L'Associazione, come hanno anticipato Ivo Del Negro, Ezio Cozianin, Guglielmo Biasutti e Franceschino Barazzutti, sindaci della Ricostruzione, assieme a Di Bernardo, attuale sindaco di Venzone, intende tra l'altro realizzare un volume che attraverso articoli giornalistici e fotografie ripercorra le emozioni e aiuti a riscoprire i valori che hanno caratterizzato l'esperienza della rinascita.

Nel frattempo si stanno valutando altre iniziative per la valorizzazione del Museo Tiere Motus di Venzone, quale strumento per ripercorrere una tappa importante che ha consentito di valorizzare l'autonomia del Friuli Venezia Giulia con l'apporto di molteplici enti e istituzioni e organizzare a Roma una presentazione della testimonianza della Ricostruzione che rechi anche il significato dell'esperienza di allora.

Ci sarà quindi una cabina di regia della quale faranno parte, nella prima fase che servirà a mettere a punto il programma, Regione, rappresentanti dell'Associazione dei Comuni e dei sindaci della Ricostruzione, dell'Associazione Nazionale Comuni Italiani (ANCI), degli ordini professionali e della Curia.

"Il nostro obiettivo - ha affermato Serracchiani - sarà quello di assicurare un corretto contenuto di carattere scientifico, culturale e umano agli eventi celebrativi, coinvolgendo anche le istituzioni che per prime, all'epoca della tragedia che colpì il Friuli, vollero essere vicine alla nostra Regione manifestando tangibilmente la loro solidarietà".

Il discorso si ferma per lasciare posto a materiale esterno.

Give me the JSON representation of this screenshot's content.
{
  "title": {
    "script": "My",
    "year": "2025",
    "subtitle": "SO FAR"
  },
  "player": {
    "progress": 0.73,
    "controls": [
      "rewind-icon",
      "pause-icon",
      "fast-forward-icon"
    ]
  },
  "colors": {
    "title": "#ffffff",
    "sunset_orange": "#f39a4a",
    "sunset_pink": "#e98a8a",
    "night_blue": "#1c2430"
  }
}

"Il modello Friuli - ha aggiunto la presidente Serracchiani riferendosi all'esempio unico della Ricostruzione - non costituisce un elemento statico, ma si è evoluto nel tempo e adeguato ai cambiamenti e dev'essere fatto conoscere a vantaggio di tutti i cittadini, non soltanto del Friuli Venezia Giulia".

"La celebrazione della ricorrenza - ha concluso Serracchiani - non dovrà essere costituita dalla semplice rievocazione di quanto accaduto nell'emergenza, ma dovrà rappresentare la sintesi di tutto ciò che è nato da quell'esperienza".

"Noi ci stiamo muovendo per tempo - ha affermato il presidente emerito dell'Associazione Franceschino Barazzutti, sindaco all'epoca del terremoto - partendo dal principio che la Ricostruzione è stata caratterizzata da un apporto corale di tutte le componenti della società friulana allora impegnate e ha visto l'impegno dell'intera Italia e di altri Paesi".